Mgr Panafieu : "Laissons-leur le temps de trouver leur place"

Source: FSSPX Actualités

 

Le Figaro. — Dalil Boubakeur redoute en France une déferlante islamiste et une prépondérance des intégristes musulmans dans les institutions françaises de l’islam. Partagez-vous cette crainte ?

Mgr Panafieu. — La création du Conseil français du culte musulman suscite d’inévitables tensions entre musulmans. L’islam a des difficultés à épouser notre laïcité. Laissons-leur le temps, sans dramatiser ni trop simplifier. Nous-mêmes catholiques, nous avons dû prendre le pas de l’histoire et entrer en dialogue avec la laïcité républicaine. Assurément, en banlieue des jeunes sont attirés par des courants fondamentalistes qui leur apportent une identité et une culture. Je souhaite que ces jeunes musulmans parviennent à s’intégrer à notre société française, sans tomber dans un communautarisme étranger à notre histoire. Par les nouvelles institutions qui viennent de voir le jour, et par l’intégration des jeunes, j’espère que l’islam trouvera sa place et ne s’enfermera pas dans ses frontières.

Quels contacts entretenez-vous avec les musulmans de Marseille ?

Mes contacts sont réguliers et chaleureux avec des imams ou des présidents d’associations. Ensemble, nous avons le souci de créer une vraie convivialité dans notre ville, en particulier grâce à l’association Marseille-Espérance qui réunit juifs, chrétiens, musulmans, et bouddhistes.
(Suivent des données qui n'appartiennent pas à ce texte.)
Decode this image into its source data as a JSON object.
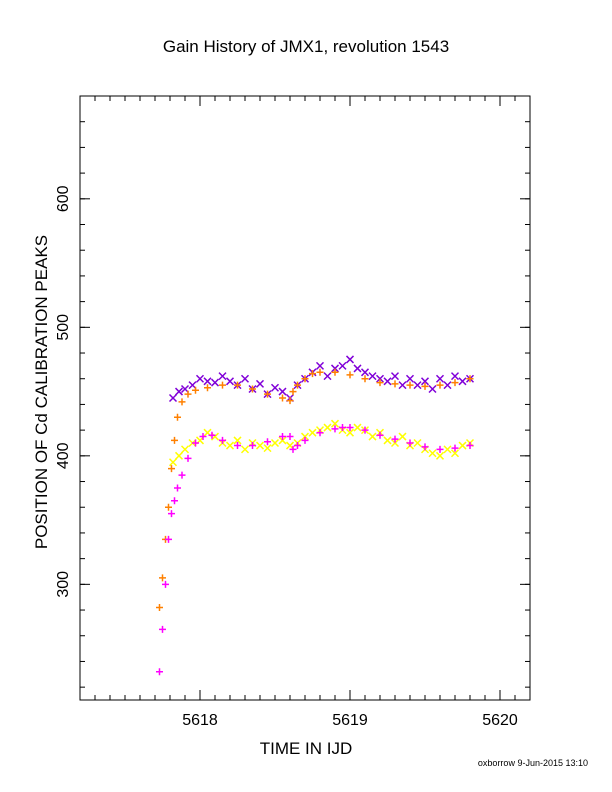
{
  "chart_data": {
    "type": "scatter",
    "title": "Gain History of JMX1, revolution 1543",
    "xlabel": "TIME IN IJD",
    "ylabel": "POSITION OF Cd CALIBRATION PEAKS",
    "xlim": [
      5617.2,
      5620.2
    ],
    "ylim": [
      210,
      680
    ],
    "xticks": [
      5618,
      5619,
      5620
    ],
    "xtick_labels": [
      "5618",
      "5619",
      "5620"
    ],
    "yticks": [
      300,
      400,
      500,
      600
    ],
    "ytick_labels": [
      "300",
      "400",
      "500",
      "600"
    ],
    "grid": false,
    "legend": "none",
    "series": [
      {
        "marker": "x",
        "color": "#8000d8",
        "x": [
          5617.82,
          5617.86,
          5617.9,
          5617.95,
          5618.0,
          5618.05,
          5618.1,
          5618.15,
          5618.2,
          5618.25,
          5618.3,
          5618.35,
          5618.4,
          5618.45,
          5618.5,
          5618.55,
          5618.6,
          5618.65,
          5618.7,
          5618.75,
          5618.8,
          5618.85,
          5618.9,
          5618.95,
          5619.0,
          5619.05,
          5619.1,
          5619.15,
          5619.2,
          5619.25,
          5619.3,
          5619.35,
          5619.4,
          5619.45,
          5619.5,
          5619.55,
          5619.6,
          5619.65,
          5619.7,
          5619.75,
          5619.8
        ],
        "y": [
          445,
          450,
          452,
          455,
          460,
          458,
          457,
          462,
          458,
          455,
          460,
          452,
          456,
          448,
          453,
          450,
          445,
          455,
          460,
          465,
          470,
          462,
          468,
          470,
          475,
          468,
          465,
          462,
          460,
          458,
          462,
          455,
          460,
          455,
          458,
          452,
          460,
          455,
          462,
          458,
          460
        ]
      },
      {
        "marker": "x",
        "color": "#ffff00",
        "x": [
          5617.82,
          5617.86,
          5617.9,
          5617.95,
          5618.0,
          5618.05,
          5618.1,
          5618.15,
          5618.2,
          5618.25,
          5618.3,
          5618.35,
          5618.4,
          5618.45,
          5618.5,
          5618.55,
          5618.6,
          5618.65,
          5618.7,
          5618.75,
          5618.8,
          5618.85,
          5618.9,
          5618.95,
          5619.0,
          5619.05,
          5619.1,
          5619.15,
          5619.2,
          5619.25,
          5619.3,
          5619.35,
          5619.4,
          5619.45,
          5619.5,
          5619.55,
          5619.6,
          5619.65,
          5619.7,
          5619.75,
          5619.8
        ],
        "y": [
          395,
          400,
          405,
          410,
          412,
          418,
          415,
          410,
          408,
          412,
          405,
          410,
          408,
          406,
          410,
          412,
          408,
          410,
          415,
          418,
          420,
          422,
          425,
          420,
          418,
          422,
          420,
          415,
          418,
          412,
          410,
          415,
          408,
          410,
          405,
          402,
          400,
          405,
          402,
          408,
          410
        ]
      },
      {
        "marker": "+",
        "color": "#ff8000",
        "x": [
          5617.73,
          5617.75,
          5617.77,
          5617.79,
          5617.81,
          5617.83,
          5617.85,
          5617.88,
          5617.92,
          5617.97,
          5618.05,
          5618.15,
          5618.25,
          5618.35,
          5618.45,
          5618.55,
          5618.6,
          5618.62,
          5618.65,
          5618.7,
          5618.75,
          5618.8,
          5618.9,
          5619.0,
          5619.1,
          5619.2,
          5619.3,
          5619.4,
          5619.5,
          5619.6,
          5619.7,
          5619.8
        ],
        "y": [
          282,
          305,
          335,
          360,
          390,
          412,
          430,
          442,
          448,
          451,
          453,
          455,
          455,
          452,
          448,
          445,
          443,
          450,
          455,
          460,
          464,
          465,
          465,
          463,
          460,
          457,
          456,
          455,
          454,
          455,
          457,
          460
        ]
      },
      {
        "marker": "+",
        "color": "#ff00ff",
        "x": [
          5617.73,
          5617.75,
          5617.77,
          5617.79,
          5617.81,
          5617.83,
          5617.85,
          5617.88,
          5617.92,
          5617.97,
          5618.02,
          5618.08,
          5618.15,
          5618.25,
          5618.35,
          5618.45,
          5618.55,
          5618.6,
          5618.62,
          5618.65,
          5618.7,
          5618.8,
          5618.9,
          5618.95,
          5619.0,
          5619.1,
          5619.2,
          5619.3,
          5619.4,
          5619.5,
          5619.6,
          5619.7,
          5619.8
        ],
        "y": [
          232,
          265,
          300,
          335,
          355,
          365,
          375,
          385,
          398,
          410,
          415,
          416,
          412,
          408,
          408,
          411,
          415,
          415,
          405,
          408,
          412,
          418,
          421,
          422,
          422,
          420,
          416,
          413,
          410,
          407,
          405,
          406,
          408
        ]
      }
    ]
  },
  "footer": "oxborrow  9-Jun-2015 13:10"
}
Vendredi dernier, nous nous sommes encore rencontrés pour évoquer nos liens avec les pouvoirs publics. En évitant d’être instrumentalisés, nous désirons vivre en bonne intelligence avec les responsables de la cité. Chaque religion doit pouvoir s’exprimer librement, aussi bien dans une ville qu’au niveau européen.

Il serait exagéré d’affirmer que la rencontre entre musulmans et chrétiens peut aller jusqu’au dialogue de foi. Toutefois, les uns et les autres, nous pouvons affiner notre conscience sur le rôle des religions dans la société française, faire valoir une conception transcendante de la personne humaine et rappeler des valeurs auxquelles nous croyons.

Quelles sont les évolutions dans ces contacts avec les musulmans, depuis votre arrivée comme archevêque de Marseille en 1994 ?

La confiance s’est accrue entre nous, de sorte que le climat de nos rencontres est devenu plus vrai. Des événements tragiques, tels que les attentats du 11 septembre 2001 ou le récent conflit irakien, n’ont pas entamé cette confiance réciproque. Nous nous sommes trouvés ensemble pour affirmer le rôle de nos religions en faveur de la paix et de la réconciliation entre les hommes.

Y a-t-il un éclatement parmi les musulmans entre une mouvance fondamentaliste et une tendance laïque et républicaine ?

La diversité s’est manifestée dans le vote pour le Conseil français du culte musulman et encore, dimanche, pour son organisation régionale. Néanmoins, je ne crois pas à un éclatement dû aux fondamentalistes. Les tiraillements proviennent plutôt des attaches nationales que gardent les musulmans de Marseille, avec l’Arabie saoudite, l’Algérie, la Tunisie ou le Maroc. Le temps permettra de voir comment ces nouvelles institutions vont réellement fonctionner et comment la diversité va être prise en compte, alors même que l’islam ne connaît pas de hiérarchie.

Quel rôle le christianisme en France peut-il jouer auprès des musulmans ?

Le christianisme ne doit pas renoncer à affirmer sa différence, tout en respectant l’islam avec la richesse de son histoire et de ses cinq piliers. Loin de toute guerre de religions ou de toute ségrégation, il s’agit d’entretenir entre nous une saine émulation spirituelle, et non une tolérance molle. Un patchwork des religions ne me dit rien qui vaille.